Limit total fat intake to less than 25–35 percent of your total calories each day;
Limit saturated fat intake to less than 7 percent of total daily calories;
Limit trans fat intake to less than 1 percent of total daily calories; 
The remaining fat should come from sources of monounsaturated and polyunsaturated fats such as nuts, seeds, fish and vegetable oils; and
Limit cholesterol intake to less than 300 mg per day, for most people.  If you have coronary heart disease or your LDL cholesterol level is 100 mg/dL or greater, limit your cholesterol intake to less than 200 milligrams a day.

For example, a sedentary female who is 31–50 years old needs about 2,000 calories each day. Therefore, she should consume less than 16 g saturated fat, less than 2 g trans fat, and between 50 and 70 grams of total fat each day (with most fats coming from sources of polyunsaturated and monounsaturated fats, such as fish, nuts, seeds and vegetable oils).”

9 Steps for a Brain Defense Diet:

1.Eat more fish, beans, vegetables, nuts, fruits, and juices. Avoid farmed fish. Avoid foods or juices with added refined sugar or corn syrup. Consider diluting fruit juices and vegetable juices with 50% purified water to reduce total calories.

2.Avoid red meats from sedentary farm animals (high saturated fats, high omega 6.) Choose organic, free range, grass or flaxseed fed meats which have better omega 3 ratios and less saturated fat. Low fat cuts of game meats like venison are good too. Trim all excess fat before cooking.

3.Eat whole grain breads, brown rice and whole grain pastas while avoiding simple carbohydrates, starches and refined sugars. Limit white potatoes, french fries, white breads, white tortillas, white rolls, enriched pastas, white rice, refined corn products, and anything that has enriched wheat, starch or dextrose as a main ingredient.

4.Avoid foods and oils high in saturated fat (more than 10% of total fat.) Avoid foods with hydrogenated or partially hydrogenated oil listed in the ingredients, even if label states 0 grams “trans” fat. Use organic macadamia nut oil or canola oil for cooking or frying. Canola is low in saturated and omega 6 fats, and high in omega 3. Olive oil is higher in omega 6 and low in omega 3. Do not overheat oils, especially olive oil. If you see smoke, its too late. Buy cold pressed oils in small quantities (extra virgin olive oil) and replace every few months.

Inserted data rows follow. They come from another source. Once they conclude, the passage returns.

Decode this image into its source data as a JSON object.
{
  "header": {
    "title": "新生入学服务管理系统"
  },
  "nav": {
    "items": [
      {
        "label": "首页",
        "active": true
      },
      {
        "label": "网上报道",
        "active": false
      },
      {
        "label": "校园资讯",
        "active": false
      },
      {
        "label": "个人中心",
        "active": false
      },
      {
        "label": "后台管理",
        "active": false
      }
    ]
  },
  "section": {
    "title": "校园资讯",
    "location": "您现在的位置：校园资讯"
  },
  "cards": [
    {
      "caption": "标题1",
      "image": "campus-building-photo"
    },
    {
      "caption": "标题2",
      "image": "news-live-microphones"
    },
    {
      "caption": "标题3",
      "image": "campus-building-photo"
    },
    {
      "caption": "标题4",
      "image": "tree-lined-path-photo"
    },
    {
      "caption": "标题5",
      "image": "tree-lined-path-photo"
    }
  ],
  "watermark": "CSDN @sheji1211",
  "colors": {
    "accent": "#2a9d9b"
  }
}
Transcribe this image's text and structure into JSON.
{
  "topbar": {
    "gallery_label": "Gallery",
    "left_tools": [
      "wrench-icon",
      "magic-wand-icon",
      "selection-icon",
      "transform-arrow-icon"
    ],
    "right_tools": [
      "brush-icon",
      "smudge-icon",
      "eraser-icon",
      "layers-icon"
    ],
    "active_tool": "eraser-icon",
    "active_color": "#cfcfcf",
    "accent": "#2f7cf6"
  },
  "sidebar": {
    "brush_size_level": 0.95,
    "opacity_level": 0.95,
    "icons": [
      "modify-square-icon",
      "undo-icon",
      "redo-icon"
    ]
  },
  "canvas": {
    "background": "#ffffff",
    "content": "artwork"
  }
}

Flaxseed oil cannot be heated and must be refrigerated. These types of oils are more expensive to produce. Better oil is expensive, so consider using smaller amounts when cooking or frying to help offset the cost.

5.Add ground flaxseeds, 1-2 tbs to whole grain cereal or oatmeal for breakfast using fat free skim milk. If too bitter, use a ½ tbs of cold pressed flaxseed oil instead.

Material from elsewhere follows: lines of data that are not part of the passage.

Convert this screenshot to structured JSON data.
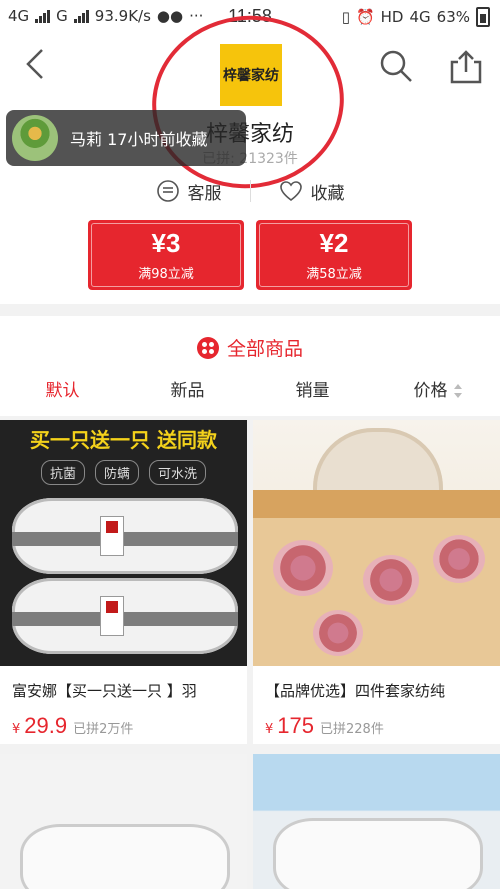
{
  "status_bar": {
    "left": [
      "4G",
      "G",
      "93.9K/s"
    ],
    "time": "11:58",
    "right": [
      "HD",
      "4G",
      "63%"
    ]
  },
  "header": {
    "logo_text": "梓馨家纺",
    "shop_name": "梓馨家纺",
    "sold_text": "已拼: 21323件",
    "toast": "马莉 17小时前收藏",
    "service_label": "客服",
    "favorite_label": "收藏"
  },
  "coupons": [
    {
      "amount": "¥3",
      "condition": "满98立减"
    },
    {
      "amount": "¥2",
      "condition": "满58立减"
    }
  ],
  "all_products": {
    "title": "全部商品",
    "sort_tabs": [
      "默认",
      "新品",
      "销量",
      "价格"
    ]
  },
  "products": [
    {
      "banner": "买一只送一只 送同款",
      "badges": [
        "抗菌",
        "防螨",
        "可水洗"
      ],
      "title": "富安娜【买一只送一只 】羽",
      "currency": "¥",
      "price": "29.9",
      "sold": "已拼2万件"
    },
    {
      "title": "【品牌优选】四件套家纺纯",
      "currency": "¥",
      "price": "175",
      "sold": "已拼228件"
    }
  ],
  "colors": {
    "accent": "#e6262e",
    "logo_bg": "#f6c40c"
  }
}
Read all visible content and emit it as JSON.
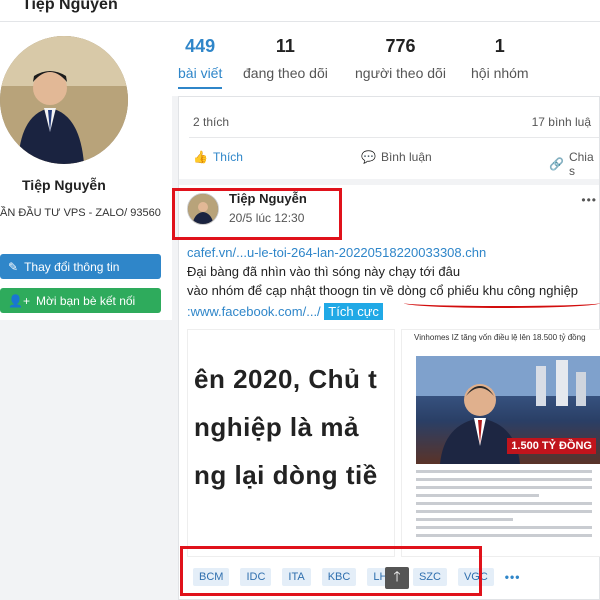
{
  "header": {
    "name": "Tiệp Nguyễn"
  },
  "profile": {
    "name": "Tiệp Nguyễn",
    "bio": "ẦN ĐẦU TƯ VPS - ZALO/ 93560",
    "btn_edit": "Thay đổi thông tin",
    "btn_invite": "Mời bạn bè kết nối"
  },
  "stats": [
    {
      "num": "449",
      "label": "bài viết"
    },
    {
      "num": "11",
      "label": "đang theo dõi"
    },
    {
      "num": "776",
      "label": "người theo dõi"
    },
    {
      "num": "1",
      "label": "hội nhóm"
    }
  ],
  "post_summary": {
    "likes": "2 thích",
    "comments": "17 bình luậ",
    "like_btn": "Thích",
    "comment_btn": "Bình luận",
    "share_btn": "Chia s"
  },
  "post": {
    "author": "Tiệp Nguyễn",
    "time": "20/5 lúc 12:30",
    "more": "•••",
    "link1": "cafef.vn/...u-le-toi-264-lan-20220518220033308.chn",
    "line1": "Đại bàng đã nhìn vào thì sóng này chạy tới đâu",
    "line2_a": "vào nhóm để cạp nhật thoogn tin về dòng ",
    "line2_b": "cổ phiếu khu công nghiệp",
    "link2": ":www.facebook.com/.../",
    "tag": "Tích cực",
    "image_left_lines": [
      "ên 2020, Chủ t",
      "nghiệp là mả",
      "ng lại dòng tiề"
    ],
    "image_right_headline": "Vinhomes IZ tăng vốn điều lệ lên 18.500 tỷ đồng",
    "image_right_banner": "1.500 TỶ ĐỒNG"
  },
  "stocks": [
    "BCM",
    "IDC",
    "ITA",
    "KBC",
    "LHG",
    "SZC",
    "VGC"
  ],
  "stocks_more": "•••",
  "colors": {
    "accent": "#2f86c9",
    "green": "#2eab5c",
    "annotation": "#e0121b",
    "tag": "#20a9e6"
  }
}
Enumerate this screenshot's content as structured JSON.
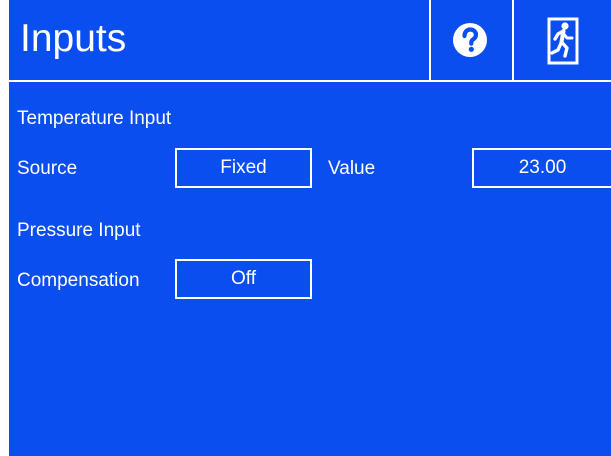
{
  "header": {
    "title": "Inputs",
    "help_icon": "question-circle-icon",
    "exit_icon": "exit-door-icon"
  },
  "temperature": {
    "section_label": "Temperature Input",
    "source_label": "Source",
    "source_value": "Fixed",
    "value_label": "Value",
    "value": "23.00"
  },
  "pressure": {
    "section_label": "Pressure Input",
    "compensation_label": "Compensation",
    "compensation_value": "Off"
  },
  "colors": {
    "background": "#0a4ef0",
    "foreground": "#ffffff"
  }
}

6.Avoid regular egg yolks. Instead choose free range, flaxseed fed chicken eggs.

7.Limit foods or spreads with large amounts of saturated and omega 6 fats; (corn, safflower, soybean or other vegetable oils.)

8.Avoid foods with MSG (monosodium glutamate) and other preservatives “taste enhancers” (glutamic acid, amino acid derivatives.)

9.Use EPA/DHA omega 3 nutritional supplements low in omega 6.